У школы собралось человек пятнадцать. Многих я не знал. Я подошел к алисоманам и скромненько встал рядом. На меня покосились. Особенно странно смотрел парень с грязными белыми волосами. Он был в косухе из-под которой торчал балахон с надписью NIRVANA.
— Это наш, — сказал Петров, подтверждая свое реноме главного алисомана в школе.
На меня посмотрели скептически. «Прогонят?» — подумал я с надеждой, но от меня отвернулись и больше я никого не интересовал.
Все кого-то ждали и непринужденно болтали. До меня доносились какие-то обрывки разговоров. Понять что-то определенное было сложно. Как я понял, рэперы решили что-то выяснить с представителями какой-то другой музыкальной группировки. Предыстория была туманной и нелепой.

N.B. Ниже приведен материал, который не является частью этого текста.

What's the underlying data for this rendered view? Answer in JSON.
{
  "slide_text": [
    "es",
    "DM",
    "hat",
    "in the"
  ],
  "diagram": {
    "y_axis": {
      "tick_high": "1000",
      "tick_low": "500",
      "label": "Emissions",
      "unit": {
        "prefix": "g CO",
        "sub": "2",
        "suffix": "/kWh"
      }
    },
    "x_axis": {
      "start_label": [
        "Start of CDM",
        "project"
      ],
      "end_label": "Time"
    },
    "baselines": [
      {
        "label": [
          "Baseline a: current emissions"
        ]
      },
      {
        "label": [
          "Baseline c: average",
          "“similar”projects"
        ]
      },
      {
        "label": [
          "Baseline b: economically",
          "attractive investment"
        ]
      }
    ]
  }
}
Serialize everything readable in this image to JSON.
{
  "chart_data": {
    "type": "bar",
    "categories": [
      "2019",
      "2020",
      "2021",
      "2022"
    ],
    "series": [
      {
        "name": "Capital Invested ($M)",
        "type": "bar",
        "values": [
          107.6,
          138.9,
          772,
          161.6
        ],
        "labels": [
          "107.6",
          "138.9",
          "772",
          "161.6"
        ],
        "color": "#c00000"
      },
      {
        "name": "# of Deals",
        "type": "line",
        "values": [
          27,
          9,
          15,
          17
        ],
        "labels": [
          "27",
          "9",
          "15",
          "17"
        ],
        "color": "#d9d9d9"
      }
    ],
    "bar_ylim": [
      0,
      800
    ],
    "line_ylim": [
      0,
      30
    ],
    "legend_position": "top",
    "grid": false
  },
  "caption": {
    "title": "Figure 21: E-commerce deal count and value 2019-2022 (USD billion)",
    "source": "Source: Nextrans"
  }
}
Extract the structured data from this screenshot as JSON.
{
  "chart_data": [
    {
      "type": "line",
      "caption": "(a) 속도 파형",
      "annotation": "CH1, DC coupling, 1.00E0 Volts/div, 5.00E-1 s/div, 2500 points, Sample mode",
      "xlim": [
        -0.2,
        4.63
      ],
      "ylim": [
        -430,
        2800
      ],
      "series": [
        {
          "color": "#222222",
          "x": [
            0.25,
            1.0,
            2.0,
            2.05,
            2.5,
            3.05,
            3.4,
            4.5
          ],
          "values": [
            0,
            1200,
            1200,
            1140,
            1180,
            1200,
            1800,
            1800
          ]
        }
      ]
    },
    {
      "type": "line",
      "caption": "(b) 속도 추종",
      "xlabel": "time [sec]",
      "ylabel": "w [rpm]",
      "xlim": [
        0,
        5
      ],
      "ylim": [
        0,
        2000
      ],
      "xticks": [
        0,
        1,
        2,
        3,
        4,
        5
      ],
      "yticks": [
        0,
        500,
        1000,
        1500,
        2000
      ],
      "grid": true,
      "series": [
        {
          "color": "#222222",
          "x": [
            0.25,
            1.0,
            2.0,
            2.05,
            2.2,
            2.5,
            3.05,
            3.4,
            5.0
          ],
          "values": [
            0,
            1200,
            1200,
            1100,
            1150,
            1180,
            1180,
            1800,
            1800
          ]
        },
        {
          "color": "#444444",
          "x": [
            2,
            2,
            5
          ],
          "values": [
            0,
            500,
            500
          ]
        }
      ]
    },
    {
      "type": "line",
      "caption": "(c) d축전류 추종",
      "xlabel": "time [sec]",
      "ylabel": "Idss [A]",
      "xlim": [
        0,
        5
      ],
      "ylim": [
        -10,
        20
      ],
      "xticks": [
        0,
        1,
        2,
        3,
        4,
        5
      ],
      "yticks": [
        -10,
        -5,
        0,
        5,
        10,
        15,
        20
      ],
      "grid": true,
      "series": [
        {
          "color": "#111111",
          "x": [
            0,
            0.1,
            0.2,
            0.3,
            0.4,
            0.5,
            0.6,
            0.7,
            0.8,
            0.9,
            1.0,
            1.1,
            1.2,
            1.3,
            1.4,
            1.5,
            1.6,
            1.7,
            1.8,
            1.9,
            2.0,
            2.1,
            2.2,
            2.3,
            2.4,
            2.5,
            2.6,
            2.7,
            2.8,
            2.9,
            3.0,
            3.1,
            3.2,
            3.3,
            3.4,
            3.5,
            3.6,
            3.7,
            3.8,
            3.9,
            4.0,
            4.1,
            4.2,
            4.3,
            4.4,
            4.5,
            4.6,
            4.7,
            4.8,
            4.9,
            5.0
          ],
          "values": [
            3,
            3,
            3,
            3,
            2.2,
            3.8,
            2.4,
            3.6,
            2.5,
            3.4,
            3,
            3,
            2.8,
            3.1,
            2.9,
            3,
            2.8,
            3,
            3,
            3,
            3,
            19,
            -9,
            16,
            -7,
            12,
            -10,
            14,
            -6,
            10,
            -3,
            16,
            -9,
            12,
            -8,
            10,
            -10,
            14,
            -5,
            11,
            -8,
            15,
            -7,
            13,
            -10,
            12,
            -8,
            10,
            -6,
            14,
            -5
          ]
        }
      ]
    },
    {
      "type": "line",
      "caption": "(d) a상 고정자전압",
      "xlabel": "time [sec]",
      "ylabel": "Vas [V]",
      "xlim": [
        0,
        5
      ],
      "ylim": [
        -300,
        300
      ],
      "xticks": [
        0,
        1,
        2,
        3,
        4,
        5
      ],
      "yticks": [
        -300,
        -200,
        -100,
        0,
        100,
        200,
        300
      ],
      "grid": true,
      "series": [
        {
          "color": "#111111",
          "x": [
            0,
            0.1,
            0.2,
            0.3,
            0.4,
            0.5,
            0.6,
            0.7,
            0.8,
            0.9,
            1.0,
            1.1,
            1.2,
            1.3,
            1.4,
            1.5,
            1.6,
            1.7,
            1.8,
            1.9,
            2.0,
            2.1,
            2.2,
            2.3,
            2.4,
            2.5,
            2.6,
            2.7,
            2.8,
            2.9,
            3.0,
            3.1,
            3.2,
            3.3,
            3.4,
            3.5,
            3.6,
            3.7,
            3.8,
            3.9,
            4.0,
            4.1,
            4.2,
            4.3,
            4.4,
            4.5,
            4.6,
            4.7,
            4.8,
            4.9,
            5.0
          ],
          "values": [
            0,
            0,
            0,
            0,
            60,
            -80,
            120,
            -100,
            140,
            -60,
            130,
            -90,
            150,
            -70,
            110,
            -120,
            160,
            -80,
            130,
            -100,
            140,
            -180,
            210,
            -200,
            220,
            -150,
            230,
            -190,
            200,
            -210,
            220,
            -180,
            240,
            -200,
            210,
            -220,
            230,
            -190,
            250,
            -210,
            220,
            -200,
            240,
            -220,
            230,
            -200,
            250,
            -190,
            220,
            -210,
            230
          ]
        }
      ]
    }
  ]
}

— Ладно, — сказал парень с грязными белыми волосами, — поехали.
Как ни странно, на стрелку мы добирались на троллейбусе. У школы стояло пятнадцать человек, а на остановку пришло шесть-семь.

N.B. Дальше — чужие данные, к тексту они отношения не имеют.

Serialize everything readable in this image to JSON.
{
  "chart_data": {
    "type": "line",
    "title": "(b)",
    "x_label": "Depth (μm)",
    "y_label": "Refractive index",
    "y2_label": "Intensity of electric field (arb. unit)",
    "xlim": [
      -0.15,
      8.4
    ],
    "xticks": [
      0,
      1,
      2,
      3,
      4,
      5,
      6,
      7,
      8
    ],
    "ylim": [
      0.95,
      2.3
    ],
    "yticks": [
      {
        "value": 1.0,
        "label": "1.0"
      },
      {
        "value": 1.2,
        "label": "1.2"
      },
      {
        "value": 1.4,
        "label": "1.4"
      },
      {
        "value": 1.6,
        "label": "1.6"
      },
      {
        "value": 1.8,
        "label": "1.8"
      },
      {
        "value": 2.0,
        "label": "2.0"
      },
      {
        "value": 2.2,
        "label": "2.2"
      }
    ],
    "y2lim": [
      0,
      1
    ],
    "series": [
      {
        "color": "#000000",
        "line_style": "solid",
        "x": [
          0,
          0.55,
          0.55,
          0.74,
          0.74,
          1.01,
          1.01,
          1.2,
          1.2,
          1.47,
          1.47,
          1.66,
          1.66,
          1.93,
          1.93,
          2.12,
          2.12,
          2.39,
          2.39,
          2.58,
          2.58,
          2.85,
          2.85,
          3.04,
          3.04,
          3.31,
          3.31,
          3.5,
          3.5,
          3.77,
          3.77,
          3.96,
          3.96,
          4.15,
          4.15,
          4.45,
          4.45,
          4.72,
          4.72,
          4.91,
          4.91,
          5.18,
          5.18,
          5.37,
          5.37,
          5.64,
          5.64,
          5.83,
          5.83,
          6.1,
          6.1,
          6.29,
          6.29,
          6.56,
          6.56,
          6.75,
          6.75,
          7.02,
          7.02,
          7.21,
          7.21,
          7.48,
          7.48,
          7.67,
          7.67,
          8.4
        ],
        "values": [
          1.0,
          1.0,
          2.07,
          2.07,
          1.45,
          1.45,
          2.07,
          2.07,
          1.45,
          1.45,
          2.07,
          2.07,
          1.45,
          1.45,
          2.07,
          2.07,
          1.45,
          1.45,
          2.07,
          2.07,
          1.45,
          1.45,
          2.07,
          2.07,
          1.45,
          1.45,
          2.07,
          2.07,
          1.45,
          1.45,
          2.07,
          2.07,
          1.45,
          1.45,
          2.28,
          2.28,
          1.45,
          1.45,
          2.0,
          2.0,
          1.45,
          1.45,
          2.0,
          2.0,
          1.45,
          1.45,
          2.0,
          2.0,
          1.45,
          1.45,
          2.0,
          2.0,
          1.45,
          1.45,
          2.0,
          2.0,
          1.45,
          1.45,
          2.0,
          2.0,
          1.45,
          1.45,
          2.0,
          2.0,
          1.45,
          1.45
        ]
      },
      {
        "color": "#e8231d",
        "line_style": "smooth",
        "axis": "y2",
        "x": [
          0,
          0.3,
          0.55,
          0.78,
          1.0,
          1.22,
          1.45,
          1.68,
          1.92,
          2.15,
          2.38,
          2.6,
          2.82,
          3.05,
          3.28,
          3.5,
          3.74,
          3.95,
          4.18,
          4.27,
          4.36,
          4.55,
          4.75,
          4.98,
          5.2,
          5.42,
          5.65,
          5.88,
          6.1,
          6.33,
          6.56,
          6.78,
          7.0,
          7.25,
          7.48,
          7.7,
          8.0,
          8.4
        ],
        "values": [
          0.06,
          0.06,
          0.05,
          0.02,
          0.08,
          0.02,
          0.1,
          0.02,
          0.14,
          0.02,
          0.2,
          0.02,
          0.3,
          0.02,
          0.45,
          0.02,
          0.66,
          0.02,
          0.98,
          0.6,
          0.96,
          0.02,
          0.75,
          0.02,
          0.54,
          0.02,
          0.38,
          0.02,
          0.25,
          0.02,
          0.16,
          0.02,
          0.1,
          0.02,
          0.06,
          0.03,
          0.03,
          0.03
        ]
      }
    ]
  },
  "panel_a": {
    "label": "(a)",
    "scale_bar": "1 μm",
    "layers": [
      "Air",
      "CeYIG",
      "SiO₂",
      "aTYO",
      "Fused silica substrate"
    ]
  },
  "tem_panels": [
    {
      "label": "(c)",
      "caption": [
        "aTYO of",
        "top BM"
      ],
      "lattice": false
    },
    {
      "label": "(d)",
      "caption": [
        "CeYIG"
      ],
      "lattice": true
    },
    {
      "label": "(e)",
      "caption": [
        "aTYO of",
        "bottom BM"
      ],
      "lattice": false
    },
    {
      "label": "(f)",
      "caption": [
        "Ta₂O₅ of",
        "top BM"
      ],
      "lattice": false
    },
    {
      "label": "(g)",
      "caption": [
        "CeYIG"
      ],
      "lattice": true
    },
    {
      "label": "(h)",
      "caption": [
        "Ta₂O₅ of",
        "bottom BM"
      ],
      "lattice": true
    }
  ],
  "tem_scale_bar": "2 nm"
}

— Где остальные? – спросил я у Петрова.
— Отпочковались.
Мы забились на заднюю площадку. Вели себя вызывающе громко. К нам подошла бабушка-кондуктор.
— Что расшумелась, молодежь? За проезд платим!
Я сконфуженно показал школьный проездной. Остальные отсчитали мелочь. Дальше ехали молча.
Вышли через пять остановок. Здесь у небольшого вонючего ручья, который не замерзал даже зимой, поскольку в него сливали канализационные стойки, был достаточно большой пустырь. У пустыря уже топтались люди. У некоторых я заметил хоккейные клюшки.
— А клюшки зачем? – спросил я у Петрова.
— В хоккей играть.
— А-а-а, — сказал я. Но так и не понял, шутит он или нет.
Мы потоптались какое-то время. Напряжение нарастало. Но что нас ждет, по-прежнему было непонятно. Народа становилось все меньше и меньше.
— Сейчас еще гранжи подойдут, — успокоил меня Петров. Гранжи представлялись мне каким-то элитарным подразделением. Чем-то вроде спецназа. Когда же гранжи подошли, их внешний вид заставил меня сомневаться в возможной победе. Слишком уж худыми они были. Но нас стало побольше, и это было хорошо. Кроме того, с гранжами стало веселее, потому что они принесли вино и гитару. Но вскоре мораль войска снова стала падать, потому что вино закончилось, а перебирать струны на морозе оказалось довольно проблематично.
Наконец, мы куда-то пошли. Я снова заметил, что половина народа идет в одну сторону, а половина в другую.
— Куда это они? – спросил я у Петрова.
— Крысы бегут с корабля, — сказал он.
Я посмотрел им вслед. Наверное, я тоже предпочел быть среди крыс. Рэперы казались мне страшными. Ходили слухи, что у них постоянно происходят какие-то разборки. По словам Петрова, даже певец из их группы ONYX погиб во время такой перестрелки. Его убил то ли Тупак Шакур, то ли какой-то Нотариус. Я так и не понял.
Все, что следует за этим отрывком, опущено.